De novo donor-specific HLA antibodies (DSA) have been recognized over the past several years as being the leading cause of late renal allograft failure. De novo DSA posttransplant result from HLA mismatches under the impact of inadequate immunosuppression. Determinants of DSA specificity are generated via the indirect allorecognition pathway. We investigated the relevance of predicted indirectly recognizable HLA epitopes (PIRCHE) to predict the development of de novo DSA following kidney transplantation.
In this study which was conducted jointly with the Charité Universitätsmedizin Berlin, a total of 2,787 consecutive kidney transplants performed between 1995 and 2015 were enrolled. All patients revealed having no DSA prior to transplant as detected by solid-phase immunoassays. Posttransplant de novo DSA were detected by the Luminex® single antigen assay. HLA epitope mismatches were determined by both the Matchmaker and PIRCHE approach. Therefore, high resolution HLA typing was estimated from National Marrow Donor Program haplotype frequencies. The count of epitope mismatches and the classical antigen mismatches were correlated in uni- and multivariate analyses with renal allograft survival and the incidence of de novo DSA.
The study results confirmed previous findings on the PIRCHE score as a strong predictive measure for allorecognition following transplantation. PIRCHE score independently from antigen mismatch and Matchmaker epitopes could be revealed as having a strong predictive value for de novo DSA. Therefore, the PIRCHE score could help to identify acceptable mismatches with relatively reduced risk for development of de novo DSA and thus improve long-term renal allograft survival.
The German-Canadian NephroCAGE Consortium is testing the safe application of artificial intelligence (AI) to multinational health data using chronic kidney disease as a use case. The project’s goal is to enable an international comparison of treatment strategies.
The project partners will create a learning AI system that will be used to match organ donors and recipients accurately in advance to reduce risks in kidney transplants and prevent organ damage. To this end, clinical centers of excellence in both nations are contributing transplant data from the past 10 years. They will be analyzed using artificial intelligence and combined with a novel matching algorithm to create clinical prognostic models for kidney transplant recipients. To enable the international comparison, a clinical prediction model is developed that allows combined analysis of clinical data, laboratory data, and genetics in kidney transplant patients.
By using a federated learning approach, the algorithms are transferred to the data: thus, data protection is maintained and the sensitive health data of both nations can serve as a common basis for clinical prediction models without having to leave the respective hospital.
Project Partners:
In the ULISES project, we aim at developing an immunologic-based treatment strategy where cancer cells are “reprogrammed” to become “visible” to the patient’s own immune system, which will see them as “not belonging to the body” and will attack them, emulating the allogenic response to incompatible transplants. Thus, it will constitute a “natural” treatment, as the patient’s own immune system will be used to attack cancer cells, with no drugs, chemotherapy, radiotherapy, transplants, etc., significantly reducing the treatment time to few weeks and producing minimal or almost null side effects. In addition, this “reprogramming” will lead to an “immunological-memory” avoiding future relapses (vaccine-like effect) through TIL (Tumour Infiltrating Lymphocytes) generated around the tumour microenvironment by the immune system.
Consortium Partners:
The outbreak of epidemic viral infections is tightly connected to a lacking immunity in the affected population. However, as certain viruses share certain genes, the mechanism of PIRCHE can be applied to identify overlaps between existing viruses and vaccines. Individual responses against new diseases can be predicted and compared within the population. This allows to understand how to induce immunity in order to respond quicker to new virus types.

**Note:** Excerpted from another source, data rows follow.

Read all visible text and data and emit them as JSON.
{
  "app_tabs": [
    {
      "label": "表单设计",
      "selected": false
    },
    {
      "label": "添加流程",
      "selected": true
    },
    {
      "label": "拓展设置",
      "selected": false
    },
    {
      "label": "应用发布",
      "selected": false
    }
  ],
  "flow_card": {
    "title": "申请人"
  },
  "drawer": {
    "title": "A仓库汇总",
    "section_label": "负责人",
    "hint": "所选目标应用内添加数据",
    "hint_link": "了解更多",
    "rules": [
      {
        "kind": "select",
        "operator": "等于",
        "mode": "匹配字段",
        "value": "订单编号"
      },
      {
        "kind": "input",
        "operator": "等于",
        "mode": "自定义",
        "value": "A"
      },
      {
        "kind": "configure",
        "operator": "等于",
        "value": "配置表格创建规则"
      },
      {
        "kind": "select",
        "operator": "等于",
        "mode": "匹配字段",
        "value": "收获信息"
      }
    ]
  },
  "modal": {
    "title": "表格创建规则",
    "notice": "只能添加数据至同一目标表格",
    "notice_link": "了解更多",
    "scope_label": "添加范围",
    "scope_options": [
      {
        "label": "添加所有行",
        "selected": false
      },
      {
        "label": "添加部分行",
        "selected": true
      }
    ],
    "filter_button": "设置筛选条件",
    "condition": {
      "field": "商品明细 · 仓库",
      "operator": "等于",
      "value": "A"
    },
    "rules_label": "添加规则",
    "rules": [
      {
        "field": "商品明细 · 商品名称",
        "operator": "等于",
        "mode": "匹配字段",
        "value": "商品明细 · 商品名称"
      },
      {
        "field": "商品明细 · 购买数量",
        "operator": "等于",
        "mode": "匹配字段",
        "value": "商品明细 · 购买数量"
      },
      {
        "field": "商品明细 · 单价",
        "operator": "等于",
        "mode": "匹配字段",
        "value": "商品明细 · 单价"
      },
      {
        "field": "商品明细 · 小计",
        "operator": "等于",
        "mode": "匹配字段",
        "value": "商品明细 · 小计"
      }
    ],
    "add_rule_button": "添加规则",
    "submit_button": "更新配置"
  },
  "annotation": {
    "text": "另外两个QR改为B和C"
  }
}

As proof of concept, the UMC Utrecht started a project in collaboration with MATCHIS and PIRCHE to explore SARS-CoV-2-derived peptides and the capability of human MHC proteins to present these peptides to T cells. In a first step, the overlap between known vaccines and SARS-CoV-2 is explored, which might explain different reactions among patients with different immunization history. Subsequently, the prevalence of severe COVID in the Dutch cohort of stem cell donors will be investigated and mapped to specific HLA haplotypes. Finally, it is planned to correlate SARS-CoV-2-PIRCHE scores with severity of COVID infections in large scale databases, which might require additional collaborators to join.